Foi naquele lugar, entre os bêbados de plantão e os viciados em jogos, que aprendi uma das lições mais valiosas: a dignidade não escolhe endereço. Meu pai, homem simples mas de convicções firmes, sustentava a família graças àqueles homens sofridos que gastavam seu pouco dinheiro, com cédulas amassadas, em um gole de álcool ou em uma cartela de cigarros. E ele nunca os julgou. Pelo contrário, ensinou-nos a respeitá-los, pois eram eles — com seus vícios e suas dores — que pagavam nosso pão e, mais que isso, financiavam nossos estudos. 

— Filho, o conhecimento é a única riqueza que ninguém pode roubar — dizia ele, entre um café e um pedaço de bolo quente – daqueles bem altos e fofos – que só minha mãe sabia confeccionar. E eu acreditava.
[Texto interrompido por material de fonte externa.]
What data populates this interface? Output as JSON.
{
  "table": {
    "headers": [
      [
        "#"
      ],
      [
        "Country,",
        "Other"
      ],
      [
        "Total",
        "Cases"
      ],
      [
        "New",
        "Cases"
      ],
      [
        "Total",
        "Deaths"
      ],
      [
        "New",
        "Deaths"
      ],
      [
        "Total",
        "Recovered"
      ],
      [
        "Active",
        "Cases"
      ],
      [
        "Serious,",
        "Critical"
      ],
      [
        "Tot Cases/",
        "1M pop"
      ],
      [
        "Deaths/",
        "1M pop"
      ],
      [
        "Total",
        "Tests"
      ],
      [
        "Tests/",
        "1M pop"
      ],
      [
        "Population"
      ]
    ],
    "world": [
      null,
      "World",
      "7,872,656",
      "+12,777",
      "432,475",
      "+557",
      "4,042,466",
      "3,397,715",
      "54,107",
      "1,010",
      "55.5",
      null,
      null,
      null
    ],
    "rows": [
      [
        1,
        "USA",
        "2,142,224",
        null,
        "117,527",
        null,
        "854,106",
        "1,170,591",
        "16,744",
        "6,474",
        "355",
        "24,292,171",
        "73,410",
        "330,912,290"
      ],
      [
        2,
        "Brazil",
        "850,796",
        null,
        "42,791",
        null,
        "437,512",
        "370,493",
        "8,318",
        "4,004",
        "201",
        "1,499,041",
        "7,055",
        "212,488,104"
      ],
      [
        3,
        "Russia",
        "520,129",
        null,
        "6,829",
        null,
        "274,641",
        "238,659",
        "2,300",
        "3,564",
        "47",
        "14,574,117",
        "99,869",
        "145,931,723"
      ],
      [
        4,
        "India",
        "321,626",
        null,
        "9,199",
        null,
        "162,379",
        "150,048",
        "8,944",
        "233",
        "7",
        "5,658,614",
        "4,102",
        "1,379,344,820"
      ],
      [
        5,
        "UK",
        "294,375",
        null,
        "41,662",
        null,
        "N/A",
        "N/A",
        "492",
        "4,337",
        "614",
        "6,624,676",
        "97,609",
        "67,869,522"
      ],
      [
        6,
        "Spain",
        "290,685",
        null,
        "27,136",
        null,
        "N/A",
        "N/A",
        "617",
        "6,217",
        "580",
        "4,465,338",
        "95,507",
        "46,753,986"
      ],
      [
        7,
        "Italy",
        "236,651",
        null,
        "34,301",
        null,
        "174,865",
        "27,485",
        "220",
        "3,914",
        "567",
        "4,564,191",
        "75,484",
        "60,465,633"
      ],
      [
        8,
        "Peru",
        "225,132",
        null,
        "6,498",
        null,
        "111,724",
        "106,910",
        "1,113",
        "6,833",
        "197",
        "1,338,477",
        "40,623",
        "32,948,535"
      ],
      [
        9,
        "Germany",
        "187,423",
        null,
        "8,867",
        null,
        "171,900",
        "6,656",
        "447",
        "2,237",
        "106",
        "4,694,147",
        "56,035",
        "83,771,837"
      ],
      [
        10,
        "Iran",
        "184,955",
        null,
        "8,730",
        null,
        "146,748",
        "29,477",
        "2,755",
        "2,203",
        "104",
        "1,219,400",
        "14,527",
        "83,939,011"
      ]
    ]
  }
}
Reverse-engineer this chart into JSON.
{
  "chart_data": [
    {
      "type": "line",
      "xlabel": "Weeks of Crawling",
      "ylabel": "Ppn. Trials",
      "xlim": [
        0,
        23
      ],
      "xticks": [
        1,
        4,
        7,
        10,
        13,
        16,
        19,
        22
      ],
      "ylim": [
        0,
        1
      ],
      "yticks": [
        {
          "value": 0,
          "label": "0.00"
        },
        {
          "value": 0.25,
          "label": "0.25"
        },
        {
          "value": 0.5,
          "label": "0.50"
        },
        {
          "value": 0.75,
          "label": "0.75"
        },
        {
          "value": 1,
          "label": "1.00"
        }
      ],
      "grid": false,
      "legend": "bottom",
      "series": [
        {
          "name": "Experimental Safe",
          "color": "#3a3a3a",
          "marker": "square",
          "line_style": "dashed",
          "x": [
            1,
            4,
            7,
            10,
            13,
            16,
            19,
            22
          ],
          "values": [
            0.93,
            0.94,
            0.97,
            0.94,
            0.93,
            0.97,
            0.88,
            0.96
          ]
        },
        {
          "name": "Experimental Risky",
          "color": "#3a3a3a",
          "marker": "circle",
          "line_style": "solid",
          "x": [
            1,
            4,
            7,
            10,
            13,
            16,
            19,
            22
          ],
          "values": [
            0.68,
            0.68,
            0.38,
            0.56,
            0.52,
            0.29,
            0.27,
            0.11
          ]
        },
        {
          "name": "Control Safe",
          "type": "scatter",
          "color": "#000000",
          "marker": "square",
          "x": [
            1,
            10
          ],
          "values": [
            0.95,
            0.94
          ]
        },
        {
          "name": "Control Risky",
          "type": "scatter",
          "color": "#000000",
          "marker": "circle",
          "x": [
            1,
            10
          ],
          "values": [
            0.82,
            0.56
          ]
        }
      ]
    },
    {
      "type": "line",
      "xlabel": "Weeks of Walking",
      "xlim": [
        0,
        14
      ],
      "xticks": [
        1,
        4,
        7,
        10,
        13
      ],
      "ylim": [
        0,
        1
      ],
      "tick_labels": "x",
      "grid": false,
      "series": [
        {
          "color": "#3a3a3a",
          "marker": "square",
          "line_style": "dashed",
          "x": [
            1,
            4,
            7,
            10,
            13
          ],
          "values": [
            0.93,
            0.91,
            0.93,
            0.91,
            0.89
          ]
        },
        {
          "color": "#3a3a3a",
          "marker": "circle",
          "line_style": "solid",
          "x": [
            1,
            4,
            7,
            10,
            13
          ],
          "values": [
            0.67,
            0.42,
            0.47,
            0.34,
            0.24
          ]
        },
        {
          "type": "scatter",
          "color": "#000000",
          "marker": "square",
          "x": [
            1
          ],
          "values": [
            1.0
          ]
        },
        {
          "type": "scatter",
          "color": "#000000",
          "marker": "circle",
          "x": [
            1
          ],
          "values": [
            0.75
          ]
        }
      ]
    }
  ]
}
Acreditava tanto que, quando encontrava meus alunos ali na venda, entre um refrigerante e um pacote de bolacha, reforçava a mensagem: "Estudem. A vida pode ser dura, mas as portas que a educação abre não enferrujam, meninos!" 
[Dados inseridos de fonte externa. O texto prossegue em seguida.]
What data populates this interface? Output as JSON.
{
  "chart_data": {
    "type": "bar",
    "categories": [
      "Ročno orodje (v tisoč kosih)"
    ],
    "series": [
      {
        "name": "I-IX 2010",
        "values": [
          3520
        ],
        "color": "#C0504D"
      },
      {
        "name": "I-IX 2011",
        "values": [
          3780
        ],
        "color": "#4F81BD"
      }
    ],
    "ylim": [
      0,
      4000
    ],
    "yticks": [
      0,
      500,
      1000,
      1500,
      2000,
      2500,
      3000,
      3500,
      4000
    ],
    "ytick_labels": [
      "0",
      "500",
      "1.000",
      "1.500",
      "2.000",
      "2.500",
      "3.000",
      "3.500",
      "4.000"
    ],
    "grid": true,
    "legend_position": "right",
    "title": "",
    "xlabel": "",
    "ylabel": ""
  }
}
Na sala de aula, eu era o professor. Na venda, era o filho do seu Jesus Cardoso, o mesmo que vendia pingas e ouvia desabafos, que confiava, até mesmo em recém-chegados, e entregava os mantimentos para serem pagos no início do mês seguinte. Os dois espaços, aparentemente opostos, a bem da verdade se complementavam. Enquanto os livros me ensinavam teorias, a venda me mostrava a prática. Enquanto a escola falava de futuro, o balcão do meu pai exibia o presente cru de quem mal tinha tempo para sonhar. 

Hoje, quando olho para trás - há tempos o Empório Beija-flor cerrou as portas, vejo  que aquela venda foi minha segunda escola. E os bêbados, os viciados, os trabalhadores de mãos calejadas? Foram meus primeiros mestres. Ensinaram-me que a vida não cabe em fórmulas prontas, em regras frias, e que, às vezes, é no meio do barulho da sinuca e do cheiro de cachaça que a gente aprende tanto. 

E eu, que ali fui mais aprendiz que professor, sigo levando essas histórias para a sala de aula — porque educação, afinal, também se faz com vivências e memórias.